Siklus tersebut menyebabkan hujan turun di Bumi, air tawar mengalir ke lautan. Air tersebut menyatu dengan lapisan air hasil pencairan gletser yang mengapung di atas air laut, yang notabene lebih padat dan asin.
Lautan berlapis (asin dan kurang asin) memperlambat sirkulasi laut. Seiring waktu, pergolakan laut meningkat sehingga pencampuran antara atmosfer, laut bagian atas, dan laut dalam berlanjut.
Peneliti menyimpulkan, dalam tahap pertama berakhirnya peristiwa Bumi Bola Salju, lapisan es tebal memisahkan sebagian besar atmosfer dan lautan. Pada tahap kedua, air tawar mengalir ke lautan untuk bergabung dengan air lelehan yang mengapung di permukaan lautan.

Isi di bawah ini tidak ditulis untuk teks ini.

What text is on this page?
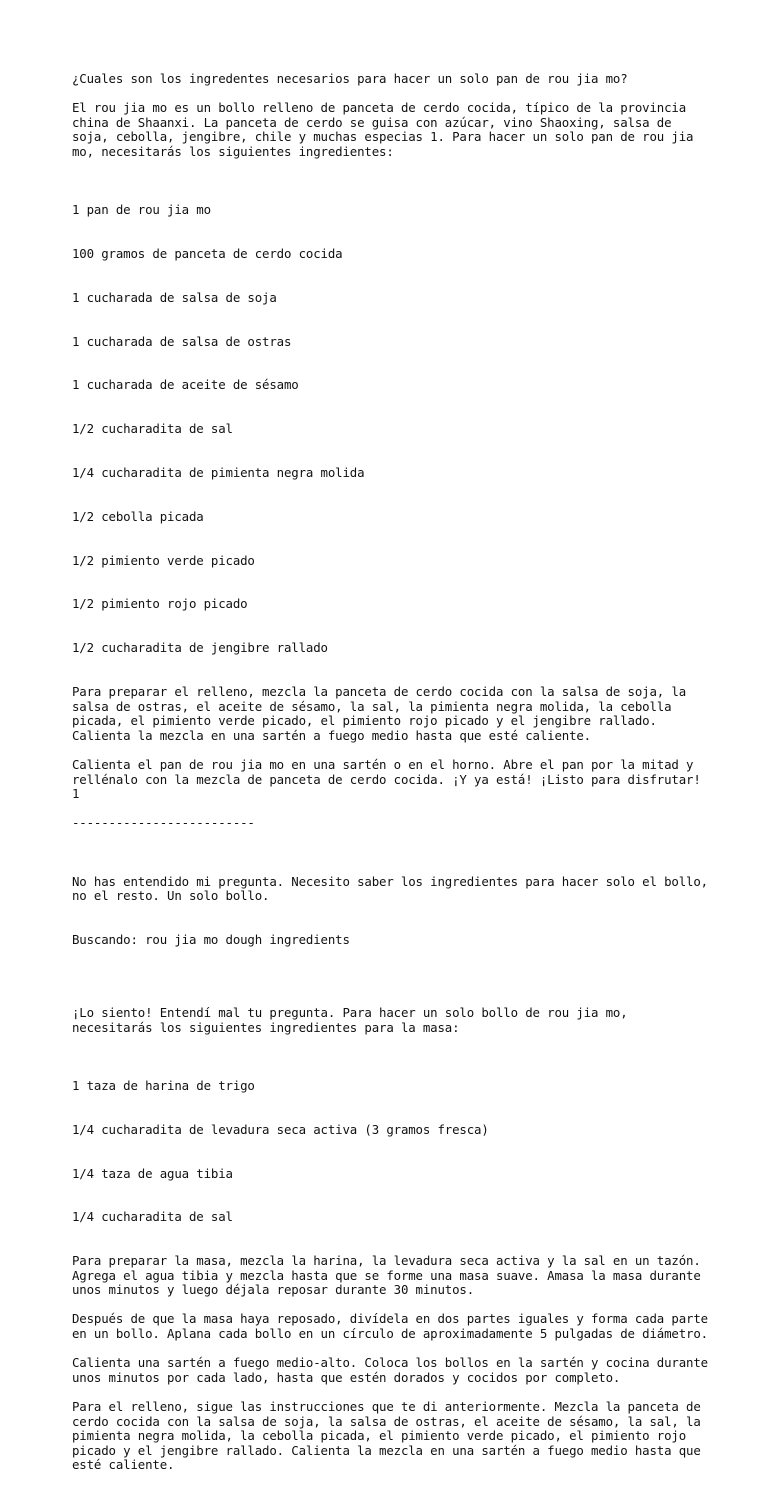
¿Cuales son los ingredentes necesarios para hacer un solo pan de rou jia mo?
El rou jia mo es un bollo relleno de panceta de cerdo cocida, típico de la provincia china de Shaanxi. La panceta de cerdo se guisa con azúcar, vino Shaoxing, salsa de soja, cebolla, jengibre, chile y muchas especias 1. Para hacer un solo pan de rou jia mo, necesitarás los siguientes ingredientes:

1 pan de rou jia mo

100 gramos de panceta de cerdo cocida

1 cucharada de salsa de soja

1 cucharada de salsa de ostras

1 cucharada de aceite de sésamo

1/2 cucharadita de sal

1/4 cucharadita de pimienta negra molida

1/2 cebolla picada

1/2 pimiento verde picado

1/2 pimiento rojo picado

1/2 cucharadita de jengibre rallado

Para preparar el relleno, mezcla la panceta de cerdo cocida con la salsa de soja, la salsa de ostras, el aceite de sésamo, la sal, la pimienta negra molida, la cebolla picada, el pimiento verde picado, el pimiento rojo picado y el jengibre rallado. Calienta la mezcla en una sartén a fuego medio hasta que esté caliente.
Calienta el pan de rou jia mo en una sartén o en el horno. Abre el pan por la mitad y rellénalo con la mezcla de panceta de cerdo cocida. ¡Y ya está! ¡Listo para disfrutar! 1
-------------------------

No has entendido mi pregunta. Necesito saber los ingredientes para hacer solo el bollo, no el resto. Un solo bollo.

Buscando: rou jia mo dough ingredients

¡Lo siento! Entendí mal tu pregunta. Para hacer un solo bollo de rou jia mo, necesitarás los siguientes ingredientes para la masa:

1 taza de harina de trigo

1/4 cucharadita de levadura seca activa (3 gramos fresca)

1/4 taza de agua tibia

1/4 cucharadita de sal

Para preparar la masa, mezcla la harina, la levadura seca activa y la sal en un tazón. Agrega el agua tibia y mezcla hasta que se forme una masa suave. Amasa la masa durante unos minutos y luego déjala reposar durante 30 minutos.
Después de que la masa haya reposado, divídela en dos partes iguales y forma cada parte en un bollo. Aplana cada bollo en un círculo de aproximadamente 5 pulgadas de diámetro.
Calienta una sartén a fuego medio-alto. Coloca los bollos en la sartén y cocina durante unos minutos por cada lado, hasta que estén dorados y cocidos por completo.
Para el relleno, sigue las instrucciones que te di anteriormente. Mezcla la panceta de cerdo cocida con la salsa de soja, la salsa de ostras, el aceite de sésamo, la sal, la pimienta negra molida, la cebolla picada, el pimiento verde picado, el pimiento rojo picado y el jengibre rallado. Calienta la mezcla en una sartén a fuego medio hasta que esté caliente.
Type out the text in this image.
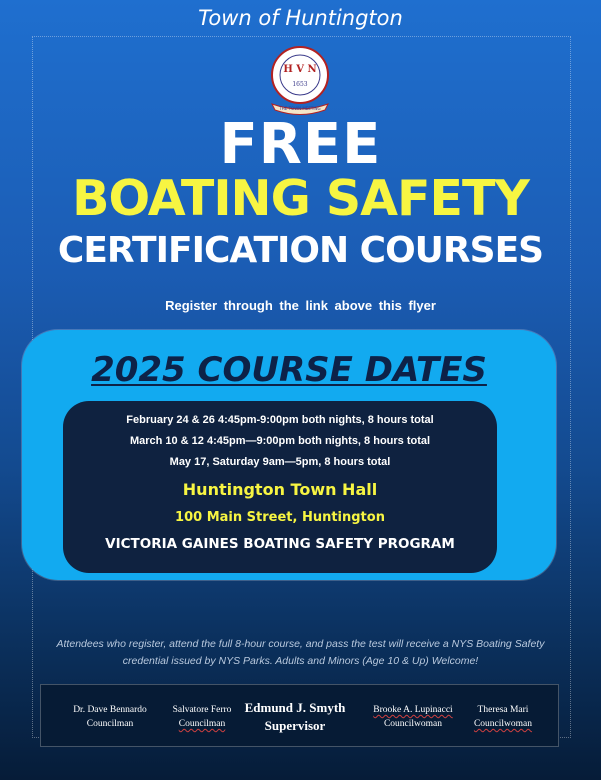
Town of Huntington
H V N
1653
THE TOWN MEETING
FREE
BOATING SAFETY
CERTIFICATION COURSES
Register through the link above this flyer
2025 COURSE DATES
February 24 & 26 4:45pm-9:00pm both nights, 8 hours total
March 10 & 12 4:45pm—9:00pm both nights, 8 hours total
May 17, Saturday 9am—5pm, 8 hours total
Huntington Town Hall
100 Main Street, Huntington
VICTORIA GAINES BOATING SAFETY PROGRAM
Attendees who register, attend the full 8-hour course, and pass the test will receive a NYS Boating Safety
credential issued by NYS Parks. Adults and Minors (Age 10 & Up) Welcome!
Dr. Dave Bennardo
Councilman
Salvatore Ferro
Councilman
Edmund J. Smyth
Supervisor
Brooke A. Lupinacci
Councilwoman
Theresa Mari
Councilwoman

Sedangkan pada tahap terakhir, pencampuran lautan berlanjut, yang memungkinkan terjadinya pertukaran antara atmosfer, lautan bagian atas, dan lautan bagian dalam.
"Kami memperkirakan perubahan penting dalam lingkungan saat Bumi pulih dari periode Snowball, beberapa di antaranya memengaruhi suhu, keasaman, dan sirkulasi lautan. Sekarang setelah kita mengetahui perubahan ini, kita dapat lebih yakin mengetahui bagaimana perubahan tersebut memengaruhi kehidupan Bumi," kata Thomas.
Penelitian tim UW didanai National Science Foundation dan Badan Penerbangan dan Antariksa AS (NASA), serta hibah Program Astrobiologi NASA untuk Laboratorium Planet Virtual UW.